Friends in Fur
How our dogs make us feel better
Posted Mar 27, 2017
With over 77 million dogs among us, is it surprising that many are stepping in as friends, confidantes, soulmates, and support systems? In troubled, chaotic times as these, stress levels are rising. Pets, especially dogs, seem to be pulling way above their weight. (Apologies in advance to those 93 million cats and their companion cat lovers for the canine focus of this post.)
Feelings of emotional support and closeness are particularly important when stress mounts. Recent evidence underscores how well pets, especially dogs, are meeting that challenge. Consider a 2011 study of 217 adult pet-owners. Compared to their non-pet owning counterparts, they reported higher self-esteem, less fearfulness, less loneliness, more extraversion, and more exercise. In fact, these pet owners said they felt as close to their companion animal as to their siblings. (Parents and best friends still got top billing.) When it came to feelings of emotional support, again, pets ranked as high as siblings. In another study, this time with undergrad students, when feelings of being rejected and excluded were induced, students felt equally better after focusing on their best friend or their pet dog. Once again, the “man’s best friend” metaphor just might be literal.
Dogs (and other pets) as support systems in fur have their naysayers. Perhaps people who feel supported by their pets are simply generally good at deriving emotional sustenance from others. After all, not everyone turns to their human network of social ties to get help and feel better. Those who do, --and doing so is itself a social skill--benefit from the shoulder to cry on, the helping hand, and the receptive ear. Perhaps people who are skilled in getting human support bring those skills to bonds with pets as well. In this view, pet support doesn’t contribute anything special.
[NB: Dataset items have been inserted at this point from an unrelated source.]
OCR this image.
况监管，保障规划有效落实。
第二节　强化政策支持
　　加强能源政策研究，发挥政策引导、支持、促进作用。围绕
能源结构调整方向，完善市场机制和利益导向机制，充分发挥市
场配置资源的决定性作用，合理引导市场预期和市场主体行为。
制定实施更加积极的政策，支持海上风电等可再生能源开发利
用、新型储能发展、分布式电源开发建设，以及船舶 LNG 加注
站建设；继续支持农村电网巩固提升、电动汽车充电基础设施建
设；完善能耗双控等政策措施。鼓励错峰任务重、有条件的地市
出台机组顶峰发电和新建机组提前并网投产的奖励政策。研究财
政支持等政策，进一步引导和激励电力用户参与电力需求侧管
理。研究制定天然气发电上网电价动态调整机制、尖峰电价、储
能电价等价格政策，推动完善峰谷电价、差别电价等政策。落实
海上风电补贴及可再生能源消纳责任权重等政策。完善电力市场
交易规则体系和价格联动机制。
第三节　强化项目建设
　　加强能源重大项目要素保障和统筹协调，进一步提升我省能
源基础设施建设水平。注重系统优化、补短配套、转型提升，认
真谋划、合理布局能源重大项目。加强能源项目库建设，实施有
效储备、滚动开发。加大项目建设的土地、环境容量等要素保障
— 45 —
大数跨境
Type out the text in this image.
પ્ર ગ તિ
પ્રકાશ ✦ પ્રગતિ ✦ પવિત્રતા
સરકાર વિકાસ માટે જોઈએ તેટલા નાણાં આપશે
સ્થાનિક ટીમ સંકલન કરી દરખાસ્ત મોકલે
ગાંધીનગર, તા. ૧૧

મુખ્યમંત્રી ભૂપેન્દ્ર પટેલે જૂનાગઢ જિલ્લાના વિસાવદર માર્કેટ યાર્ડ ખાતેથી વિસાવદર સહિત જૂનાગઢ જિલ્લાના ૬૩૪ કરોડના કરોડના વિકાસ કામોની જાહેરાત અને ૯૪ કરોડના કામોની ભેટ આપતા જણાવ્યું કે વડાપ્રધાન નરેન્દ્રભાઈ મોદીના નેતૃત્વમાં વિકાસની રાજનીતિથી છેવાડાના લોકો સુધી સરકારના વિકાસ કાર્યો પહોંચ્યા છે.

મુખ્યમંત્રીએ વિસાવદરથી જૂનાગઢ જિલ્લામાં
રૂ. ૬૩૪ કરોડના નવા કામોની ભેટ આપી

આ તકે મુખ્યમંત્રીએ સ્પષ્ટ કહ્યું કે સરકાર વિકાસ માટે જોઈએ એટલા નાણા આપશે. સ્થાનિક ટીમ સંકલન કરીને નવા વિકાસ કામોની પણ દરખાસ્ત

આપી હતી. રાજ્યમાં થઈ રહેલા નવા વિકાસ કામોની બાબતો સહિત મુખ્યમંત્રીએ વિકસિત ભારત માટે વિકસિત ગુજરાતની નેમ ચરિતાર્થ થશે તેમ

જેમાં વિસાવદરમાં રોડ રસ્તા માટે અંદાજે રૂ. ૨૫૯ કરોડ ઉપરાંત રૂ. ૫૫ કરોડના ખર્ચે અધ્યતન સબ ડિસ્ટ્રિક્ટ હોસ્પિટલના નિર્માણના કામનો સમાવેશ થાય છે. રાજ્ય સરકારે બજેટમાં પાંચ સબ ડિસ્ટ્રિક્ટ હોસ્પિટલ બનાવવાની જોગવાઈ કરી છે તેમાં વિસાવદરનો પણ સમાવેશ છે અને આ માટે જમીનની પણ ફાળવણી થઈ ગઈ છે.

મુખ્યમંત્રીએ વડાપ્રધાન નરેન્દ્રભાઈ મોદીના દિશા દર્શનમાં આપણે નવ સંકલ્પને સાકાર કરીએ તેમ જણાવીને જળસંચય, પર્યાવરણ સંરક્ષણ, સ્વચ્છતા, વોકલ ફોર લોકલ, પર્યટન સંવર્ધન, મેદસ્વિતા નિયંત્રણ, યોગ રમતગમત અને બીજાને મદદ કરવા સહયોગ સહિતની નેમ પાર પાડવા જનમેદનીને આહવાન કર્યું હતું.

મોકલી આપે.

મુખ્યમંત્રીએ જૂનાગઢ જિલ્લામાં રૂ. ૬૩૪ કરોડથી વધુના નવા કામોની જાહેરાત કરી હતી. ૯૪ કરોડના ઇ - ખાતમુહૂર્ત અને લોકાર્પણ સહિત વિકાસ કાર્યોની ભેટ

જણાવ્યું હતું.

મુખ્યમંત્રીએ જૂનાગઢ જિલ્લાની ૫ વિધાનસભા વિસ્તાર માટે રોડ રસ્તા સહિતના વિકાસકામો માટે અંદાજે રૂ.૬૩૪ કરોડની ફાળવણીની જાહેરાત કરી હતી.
We do have some comparisons of human and pet support to address this. In another study (of 56 women who had dogs), feeling a sense of emotional support from one’s dog made a unique contribution to feeling less lonely and depressed, even after controlling for human support. In another study, interviews with ten-year olds showed that attachment to parents and attachment to pet were not related. This means that feeling supported by one’s pet is not simply redundant with support from one’s friends and family. If pet support is different, could it compensate for lack of the human kind? Can pets ‘step in’ when there’s not enough support from other people?
Some evidence points to a qualified “yes.” In a 2010 study of Canadian dog and cat owners living with just their animals, those people who had low human social support but a close bond with their pet felt less lonely and depressed than did those who lacked pets or did not feel bonded to them. In another study, adults who expressed anxiety about their human ties sought out more emotional support from their pets. So, it appears that dogs (and maybe cats) can in some ways compensate for the lack of human support, or at least complement that support.
We can get more insight into just what’s so special about pet support by looking at what children and adults say about it. In interviews with children of varying ages, family backgrounds and cultures, common refrains emerge. Pets help children feel less lonely, more validated and accepted and more ‘heard.’ Children tell us that they talk to their pets, knowing full well their pets don’t literally understand. Kids rank their ties to pets above even those to parents and friends as “most likely to last no matter what” and “even if you get mad at each other.”
The special contribution of pets as stress reducers also can be seen below the surface, on the physiological level. When stress rises, heart rate accelerates and stress hormones, such as cortisol, kick in. A number of studies show that sitting quietly and petting a friendly dog, even if it is not your own, lower blood pressure, with this effect more pronounced when a person is feeling stressed. In direct comparisons of the presence of a best friend versus a friendly dog, the canine takes top honors in lowering blood pressure and cortisol levels.
So if you have a dog or other pet at home (or can ‘borrow’ some quality time with one), take a few deep breathes and even more strokes of the fur when the evening news comes on. It just might do the trick.
Antonoupolis, N. M. D., & Pychyl, T. A. (2010). An examination of the potential role of pet ownership, human social support and pet attachment in the psychological health of individuals living alone. Anthrozoos 23, 37-54.
McConnell, A. R., et.al. (2011). Friends with benefits: On the positive consequences of pet ownership. Journal of Personality and Social Psychology 101, 1239-1252.
Melson, G. F. (2001). Why the wild things are: Animals in the lives of children. Cambridge, MA: Harvard University Press.
Paul, E. S., et.al. (2014). Sociality motivation and anthropomorphic thinking about pets. Anthrozoos 27, 499-512.